The fitness overlay is more equivocal. Among the 1,817 members with at least 10 nights of ring-recorded resting heart rate in the 30 days before their draw, the hidden-ApoB group ran a median nocturnal RHR of 57.0 bpm (95 percent bootstrap CI [56.5, 58.0], 2,000 iterations) against 56.5 bpm [56.0, 57.0] in the concordant-low group. That is a 0.5 bpm gap whose CI [-0.25, +2.0] brushes zero. The direction is the one prior literature would predict, with elevated ApoB tracking with marginally higher resting heart rate as a fitness proxy, but the effect at this cohort size sits below the 2 bpm threshold pre-specified in the analysis plan and the CI does not exclude the null. A pre-specified sensitivity analysis at tighter cut-points (LDL-C < 100 mg/dL, ApoB ≥ 100 mg/dL) widened the point estimate to 1.0 bpm but with a still-wider CI of [-1.0, +3.0]. Restricting to the 30 to 49 age band did not tighten the estimate. The gap is not an age artefact, but it does not survive into significance either. Median active days per 30 (proxy: days with ≥ 4 active hours, since the warehouse workout_done flag is unreliable) showed no detectable gap. We report the RHR overlay as directional, not established.

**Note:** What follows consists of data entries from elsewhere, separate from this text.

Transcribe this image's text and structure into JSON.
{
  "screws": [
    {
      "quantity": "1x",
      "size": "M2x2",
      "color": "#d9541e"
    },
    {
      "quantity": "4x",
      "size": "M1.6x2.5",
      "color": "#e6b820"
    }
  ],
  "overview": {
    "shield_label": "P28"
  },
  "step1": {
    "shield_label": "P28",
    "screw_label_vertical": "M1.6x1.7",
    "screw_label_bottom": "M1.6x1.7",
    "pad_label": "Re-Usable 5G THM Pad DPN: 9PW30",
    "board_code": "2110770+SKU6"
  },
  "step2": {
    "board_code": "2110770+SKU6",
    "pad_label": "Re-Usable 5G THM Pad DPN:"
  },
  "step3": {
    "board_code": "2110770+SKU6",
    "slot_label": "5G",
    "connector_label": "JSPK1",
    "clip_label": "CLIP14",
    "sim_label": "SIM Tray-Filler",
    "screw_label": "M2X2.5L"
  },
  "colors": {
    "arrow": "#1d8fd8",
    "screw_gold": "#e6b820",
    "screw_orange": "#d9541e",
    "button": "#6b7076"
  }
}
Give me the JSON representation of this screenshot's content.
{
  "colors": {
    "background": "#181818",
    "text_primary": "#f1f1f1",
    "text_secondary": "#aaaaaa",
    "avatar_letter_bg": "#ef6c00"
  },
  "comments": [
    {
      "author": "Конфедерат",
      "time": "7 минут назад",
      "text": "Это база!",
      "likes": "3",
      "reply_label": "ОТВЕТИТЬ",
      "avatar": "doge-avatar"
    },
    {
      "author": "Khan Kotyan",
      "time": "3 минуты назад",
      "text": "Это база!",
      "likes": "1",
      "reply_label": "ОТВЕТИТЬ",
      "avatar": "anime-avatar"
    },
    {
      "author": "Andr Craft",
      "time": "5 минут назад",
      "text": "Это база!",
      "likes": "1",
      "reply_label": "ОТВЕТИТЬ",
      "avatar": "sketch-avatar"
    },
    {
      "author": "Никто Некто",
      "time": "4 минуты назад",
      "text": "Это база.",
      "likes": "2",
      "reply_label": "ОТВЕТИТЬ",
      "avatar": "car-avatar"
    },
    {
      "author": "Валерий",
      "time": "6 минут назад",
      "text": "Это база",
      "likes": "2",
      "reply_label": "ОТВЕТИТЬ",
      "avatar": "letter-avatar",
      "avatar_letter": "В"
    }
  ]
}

The contribution is narrow and worth naming as such. This is a snapshot prevalence finding anchored on the same threshold framework the JAMA simulation operationalised, in a cohort large enough to clear the Tier-B floor for the prevalence claim. It does not establish a fitness-by-discordance link. The bootstrap CI on the RHR difference would need a meaningfully larger ring-overlay sub-cohort, or a longitudinal design that catches change within members rather than between them, to either firm or rule out the marginal signal seen here. Selection effects pull in both directions. The cohort is unusually engaged with their own metrics, and the 11 percent of the raw lab corpus arriving in g/L ApoB units may sample a different reporting-population distribution than the mg/dL majority. The analysis is associational. Lowering ApoB through any specific intervention is not what these data describe, and the post does not claim it.
For one shorthand: out of every four Ultrahuman members who had both numbers measured, one carried the pattern the field has spent the last eighteen months arguing should change how primary-prevention lipid panels are read.